Ajouter un dispositif de sécurité indépendant

Une ligne de sécurité ne doit pas simplement reproduire le même chemin de rupture que la fixation principale. Si le matériel est maintenu par des ventouses sur un capot, la ligne de sécurité doit être fixée à un point structurel distinct et homologué, plutôt qu’à une autre partie du même ensemble de ventouses. Le même principe s’applique aux appareils photo, écrans, batteries et accessoires susceptibles de se détacher de manière indépendante.

Utilise des câbles, sangles ou cordages de sécurité homologués, équipés de connecteurs adaptés, et protège le véhicule partout où un cordage entre en contact avec une arête peinte. Élimine le mou autant que possible, tout en laissant suffisamment de jeu pour que le dispositif de sécurité ne supporte pas la charge de fonctionnement. Un dispositif de sécurité est un système d'appoint, il ne remplace pas un point d'ancrage principal correctement installé.

Pour tout plan en mouvement, charge quelqu’un de vérifier les points de sécurité avant chaque prise. Les composants peuvent se déloger après les premières minutes de vibrations. Un petit réglage rapide, ça coûte moins cher qu’une réparation de caméra, un sinistre sur un véhicule ou un arrêt de tournage.

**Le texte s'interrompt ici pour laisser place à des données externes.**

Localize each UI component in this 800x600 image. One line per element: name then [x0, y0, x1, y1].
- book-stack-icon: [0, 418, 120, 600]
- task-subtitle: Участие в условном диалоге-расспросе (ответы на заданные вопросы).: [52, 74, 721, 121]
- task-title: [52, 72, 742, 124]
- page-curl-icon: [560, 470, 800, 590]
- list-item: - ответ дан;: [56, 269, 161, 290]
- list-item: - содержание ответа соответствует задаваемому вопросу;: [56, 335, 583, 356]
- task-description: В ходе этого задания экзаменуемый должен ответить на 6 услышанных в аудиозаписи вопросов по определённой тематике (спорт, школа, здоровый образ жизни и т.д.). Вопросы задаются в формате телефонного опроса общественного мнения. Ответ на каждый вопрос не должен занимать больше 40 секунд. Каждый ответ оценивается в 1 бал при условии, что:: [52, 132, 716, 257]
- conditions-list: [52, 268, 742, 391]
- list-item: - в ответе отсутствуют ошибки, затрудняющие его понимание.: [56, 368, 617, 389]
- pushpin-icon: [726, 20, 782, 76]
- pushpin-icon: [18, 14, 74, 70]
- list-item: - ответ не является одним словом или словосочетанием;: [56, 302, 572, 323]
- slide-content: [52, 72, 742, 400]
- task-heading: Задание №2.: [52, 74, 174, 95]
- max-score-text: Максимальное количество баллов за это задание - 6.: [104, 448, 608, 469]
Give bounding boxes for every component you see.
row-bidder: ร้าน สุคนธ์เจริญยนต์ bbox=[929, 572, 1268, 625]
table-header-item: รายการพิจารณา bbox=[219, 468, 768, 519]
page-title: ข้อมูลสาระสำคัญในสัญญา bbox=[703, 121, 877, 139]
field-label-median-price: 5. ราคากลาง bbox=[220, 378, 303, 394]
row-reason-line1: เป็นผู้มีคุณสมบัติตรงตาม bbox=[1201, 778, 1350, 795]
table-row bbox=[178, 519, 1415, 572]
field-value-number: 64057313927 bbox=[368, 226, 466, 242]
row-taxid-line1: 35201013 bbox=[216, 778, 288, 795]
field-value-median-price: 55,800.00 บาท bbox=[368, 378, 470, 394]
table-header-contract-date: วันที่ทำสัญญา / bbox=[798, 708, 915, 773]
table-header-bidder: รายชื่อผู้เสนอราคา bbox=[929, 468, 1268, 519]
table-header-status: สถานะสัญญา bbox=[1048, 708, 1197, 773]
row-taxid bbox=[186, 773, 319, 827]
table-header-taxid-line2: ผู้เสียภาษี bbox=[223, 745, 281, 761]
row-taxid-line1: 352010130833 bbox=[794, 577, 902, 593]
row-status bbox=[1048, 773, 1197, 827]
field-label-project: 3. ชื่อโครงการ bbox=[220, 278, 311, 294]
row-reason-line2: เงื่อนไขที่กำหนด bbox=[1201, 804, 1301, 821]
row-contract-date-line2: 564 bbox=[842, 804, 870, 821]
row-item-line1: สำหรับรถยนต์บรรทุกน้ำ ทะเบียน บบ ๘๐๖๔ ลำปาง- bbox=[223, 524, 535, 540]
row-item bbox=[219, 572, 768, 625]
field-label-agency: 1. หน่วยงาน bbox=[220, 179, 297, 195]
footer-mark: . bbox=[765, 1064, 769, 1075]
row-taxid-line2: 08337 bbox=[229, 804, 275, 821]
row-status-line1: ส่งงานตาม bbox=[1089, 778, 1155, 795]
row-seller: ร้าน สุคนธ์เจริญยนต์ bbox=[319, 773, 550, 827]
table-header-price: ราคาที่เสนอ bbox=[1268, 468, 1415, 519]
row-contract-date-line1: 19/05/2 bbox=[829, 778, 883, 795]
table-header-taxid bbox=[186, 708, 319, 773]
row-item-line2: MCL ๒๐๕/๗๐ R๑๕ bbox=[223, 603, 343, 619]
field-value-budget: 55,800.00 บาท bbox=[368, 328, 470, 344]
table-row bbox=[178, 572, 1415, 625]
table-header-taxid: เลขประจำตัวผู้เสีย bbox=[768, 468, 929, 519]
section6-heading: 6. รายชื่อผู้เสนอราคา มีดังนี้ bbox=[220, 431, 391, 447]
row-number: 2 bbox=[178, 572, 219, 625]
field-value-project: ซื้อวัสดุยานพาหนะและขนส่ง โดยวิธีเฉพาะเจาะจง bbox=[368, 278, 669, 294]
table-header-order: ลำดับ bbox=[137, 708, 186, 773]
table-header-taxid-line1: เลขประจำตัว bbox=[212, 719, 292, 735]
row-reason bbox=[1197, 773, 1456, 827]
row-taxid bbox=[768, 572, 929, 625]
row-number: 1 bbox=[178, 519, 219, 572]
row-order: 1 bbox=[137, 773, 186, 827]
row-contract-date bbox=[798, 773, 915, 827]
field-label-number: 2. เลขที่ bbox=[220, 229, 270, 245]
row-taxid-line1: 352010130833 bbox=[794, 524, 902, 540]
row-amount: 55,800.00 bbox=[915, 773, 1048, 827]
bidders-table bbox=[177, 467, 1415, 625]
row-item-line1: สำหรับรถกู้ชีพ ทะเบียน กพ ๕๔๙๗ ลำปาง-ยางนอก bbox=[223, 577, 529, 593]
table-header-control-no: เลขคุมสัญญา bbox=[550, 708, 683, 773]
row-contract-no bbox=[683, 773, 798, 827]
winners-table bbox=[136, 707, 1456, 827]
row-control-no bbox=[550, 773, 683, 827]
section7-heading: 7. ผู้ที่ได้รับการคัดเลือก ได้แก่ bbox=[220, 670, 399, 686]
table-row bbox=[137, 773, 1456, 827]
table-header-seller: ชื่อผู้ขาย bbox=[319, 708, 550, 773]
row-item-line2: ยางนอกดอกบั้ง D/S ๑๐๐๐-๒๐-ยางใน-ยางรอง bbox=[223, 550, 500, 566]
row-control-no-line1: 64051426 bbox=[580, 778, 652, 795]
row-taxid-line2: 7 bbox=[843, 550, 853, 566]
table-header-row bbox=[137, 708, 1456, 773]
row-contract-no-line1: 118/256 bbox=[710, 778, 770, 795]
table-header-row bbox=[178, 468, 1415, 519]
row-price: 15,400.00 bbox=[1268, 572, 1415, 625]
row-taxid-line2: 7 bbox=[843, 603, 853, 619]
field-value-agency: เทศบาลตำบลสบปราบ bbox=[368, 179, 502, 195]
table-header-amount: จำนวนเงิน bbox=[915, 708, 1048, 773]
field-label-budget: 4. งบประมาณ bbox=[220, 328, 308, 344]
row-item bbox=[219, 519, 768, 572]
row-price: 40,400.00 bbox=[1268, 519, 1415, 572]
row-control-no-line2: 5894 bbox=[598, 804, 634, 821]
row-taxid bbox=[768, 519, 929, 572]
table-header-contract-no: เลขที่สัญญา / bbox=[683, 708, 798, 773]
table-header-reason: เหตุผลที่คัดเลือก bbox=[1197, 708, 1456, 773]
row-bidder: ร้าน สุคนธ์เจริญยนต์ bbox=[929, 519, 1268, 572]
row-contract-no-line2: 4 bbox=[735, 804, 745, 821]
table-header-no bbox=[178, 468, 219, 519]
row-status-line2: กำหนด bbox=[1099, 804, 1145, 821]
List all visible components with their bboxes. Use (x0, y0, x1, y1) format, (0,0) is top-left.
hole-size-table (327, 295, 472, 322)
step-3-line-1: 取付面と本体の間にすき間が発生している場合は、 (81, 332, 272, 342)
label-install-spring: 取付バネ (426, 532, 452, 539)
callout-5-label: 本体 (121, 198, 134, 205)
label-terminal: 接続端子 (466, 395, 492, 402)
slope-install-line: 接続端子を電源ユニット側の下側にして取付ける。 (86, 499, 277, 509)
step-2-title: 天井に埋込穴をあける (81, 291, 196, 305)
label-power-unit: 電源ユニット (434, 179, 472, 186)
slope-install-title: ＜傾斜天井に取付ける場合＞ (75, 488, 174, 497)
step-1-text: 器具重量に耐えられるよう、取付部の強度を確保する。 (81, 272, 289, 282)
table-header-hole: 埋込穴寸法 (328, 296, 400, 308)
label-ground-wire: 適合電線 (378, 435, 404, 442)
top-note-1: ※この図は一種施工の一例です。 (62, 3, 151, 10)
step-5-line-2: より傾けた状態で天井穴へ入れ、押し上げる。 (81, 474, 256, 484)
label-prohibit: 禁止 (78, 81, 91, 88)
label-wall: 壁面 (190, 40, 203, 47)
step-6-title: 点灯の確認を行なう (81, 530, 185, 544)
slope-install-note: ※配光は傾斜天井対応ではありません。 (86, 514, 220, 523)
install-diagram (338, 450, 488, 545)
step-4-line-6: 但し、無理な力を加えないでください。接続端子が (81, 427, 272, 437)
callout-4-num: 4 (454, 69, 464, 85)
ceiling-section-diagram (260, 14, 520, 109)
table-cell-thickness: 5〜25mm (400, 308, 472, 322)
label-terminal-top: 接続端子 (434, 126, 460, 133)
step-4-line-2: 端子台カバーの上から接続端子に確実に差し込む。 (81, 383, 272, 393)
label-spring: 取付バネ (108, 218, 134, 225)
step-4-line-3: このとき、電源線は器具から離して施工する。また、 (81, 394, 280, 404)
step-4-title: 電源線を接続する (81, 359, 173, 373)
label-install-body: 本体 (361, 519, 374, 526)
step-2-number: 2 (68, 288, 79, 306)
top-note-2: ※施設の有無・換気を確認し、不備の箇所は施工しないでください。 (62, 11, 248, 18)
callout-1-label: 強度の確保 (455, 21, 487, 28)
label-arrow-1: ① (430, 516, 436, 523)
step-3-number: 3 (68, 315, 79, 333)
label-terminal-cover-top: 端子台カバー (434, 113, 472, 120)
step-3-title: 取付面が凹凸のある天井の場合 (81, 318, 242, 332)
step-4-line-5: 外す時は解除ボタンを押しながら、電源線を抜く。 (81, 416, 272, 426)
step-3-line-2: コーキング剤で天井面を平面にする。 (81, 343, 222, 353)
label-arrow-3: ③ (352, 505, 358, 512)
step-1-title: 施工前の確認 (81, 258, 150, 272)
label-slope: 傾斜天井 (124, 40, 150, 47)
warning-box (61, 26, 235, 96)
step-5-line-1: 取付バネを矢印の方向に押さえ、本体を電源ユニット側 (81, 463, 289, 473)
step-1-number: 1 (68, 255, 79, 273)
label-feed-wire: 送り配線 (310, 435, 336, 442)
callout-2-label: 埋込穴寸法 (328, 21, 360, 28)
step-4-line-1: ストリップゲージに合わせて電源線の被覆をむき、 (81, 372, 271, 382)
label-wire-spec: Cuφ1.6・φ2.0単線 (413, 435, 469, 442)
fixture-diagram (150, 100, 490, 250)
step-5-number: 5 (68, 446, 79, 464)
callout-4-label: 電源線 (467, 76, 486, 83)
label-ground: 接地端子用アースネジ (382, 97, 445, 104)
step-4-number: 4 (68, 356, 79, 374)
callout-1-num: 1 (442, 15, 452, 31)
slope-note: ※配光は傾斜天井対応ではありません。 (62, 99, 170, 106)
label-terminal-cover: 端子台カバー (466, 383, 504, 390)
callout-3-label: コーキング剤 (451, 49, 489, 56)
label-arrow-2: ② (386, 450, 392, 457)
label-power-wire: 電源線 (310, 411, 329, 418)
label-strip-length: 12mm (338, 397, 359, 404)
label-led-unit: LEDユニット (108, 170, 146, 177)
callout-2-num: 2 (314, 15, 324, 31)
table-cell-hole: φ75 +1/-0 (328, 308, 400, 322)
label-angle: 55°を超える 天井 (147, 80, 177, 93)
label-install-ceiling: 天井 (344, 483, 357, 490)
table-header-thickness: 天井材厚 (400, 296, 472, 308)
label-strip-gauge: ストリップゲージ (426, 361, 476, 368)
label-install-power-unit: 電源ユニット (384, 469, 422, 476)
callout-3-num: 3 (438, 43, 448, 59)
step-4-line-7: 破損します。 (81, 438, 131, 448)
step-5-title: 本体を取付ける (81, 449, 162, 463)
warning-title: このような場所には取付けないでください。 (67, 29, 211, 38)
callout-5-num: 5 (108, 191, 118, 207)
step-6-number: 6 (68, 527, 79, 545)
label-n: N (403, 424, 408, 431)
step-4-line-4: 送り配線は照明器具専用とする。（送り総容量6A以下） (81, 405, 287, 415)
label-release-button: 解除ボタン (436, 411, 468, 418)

Vérifie le train d'atterrissage à l'arrêt, puis à faible vitesse

Fais une inspection visuelle et manuelle complète avant que le véhicule ne se mette en mouvement. Vérifie les indicateurs d'aspiration, le serrage des colliers de serrage, les goupilles de verrouillage, l'enclenchement de la plaque de la caméra, les verrous de tête, les raccords des rails, les fixations de sécurité et tous les câbles. Assure-toi que le cadrage de la caméra ne la place pas dans la trajectoire d'un essuie-glace, d'une porte qui s'ouvre, de la course d'une roue ou d'un élément de suspension en mouvement.

Commence par un essai contrôlé à faible vitesse dans une zone autorisée. Observe l'image pour repérer d'éventuelles vibrations, une dérive de l'horizon, des changements de mise au point, des reflets instables et des mouvements au niveau de la fixation. Écoute s'il y a des cliquetis. Demande au conducteur de signaler tout élément inhabituel concernant la direction, la visibilité, les avertissements du véhicule ou la tenue de route. Ensuite, arrête-toi et inspecte à nouveau l'ensemble.

N'essaie pas de régler un problème de vibrations en serrant tout plus fort. Une force excessive peut endommager le matériel, déformer la carrosserie d'un véhicule ou masquer le vrai problème. Souvent, la solution, c'est un bras plus court, une meilleure triangulation, une position différente de la caméra, une charge utile réduite ou un isolateur spécialement conçu.

Sache quand changer de plan

Certaines prises ne se prêtent pas vraiment à un montage direct sur la voiture. Les vitesses élevées, les routes accidentées, la pluie, les objectifs longs, les équipements lourds, les performances complexes des acteurs et les contraintes logistiques liées à la circulation sur la voie publique peuvent tous justifier de recourir plutôt à une remorque de tournage, une voiture-caméra, un véhicule d'insert, une tête stabilisée télécommandée ou une approche par effets spéciaux. Ce n'est pas exagéré. C'est juste choisir l'outil adapté au risque.

Les équipes de Walter Lighting & Grip et les indépendants savent bien qu’un petit nombre d’éléments de grip bien choisis vaut toujours mieux qu’une montagne d’adaptateurs de fortune. Construis ton installation proprement, utilise du matos homologué, protège la voiture de tournage et teste sérieusement ton montage avant de le mettre en service. Quand le public oublie qu’il y a un support et que le plan semble tout simplement parfait, c’est que la préparation a bien fonctionné.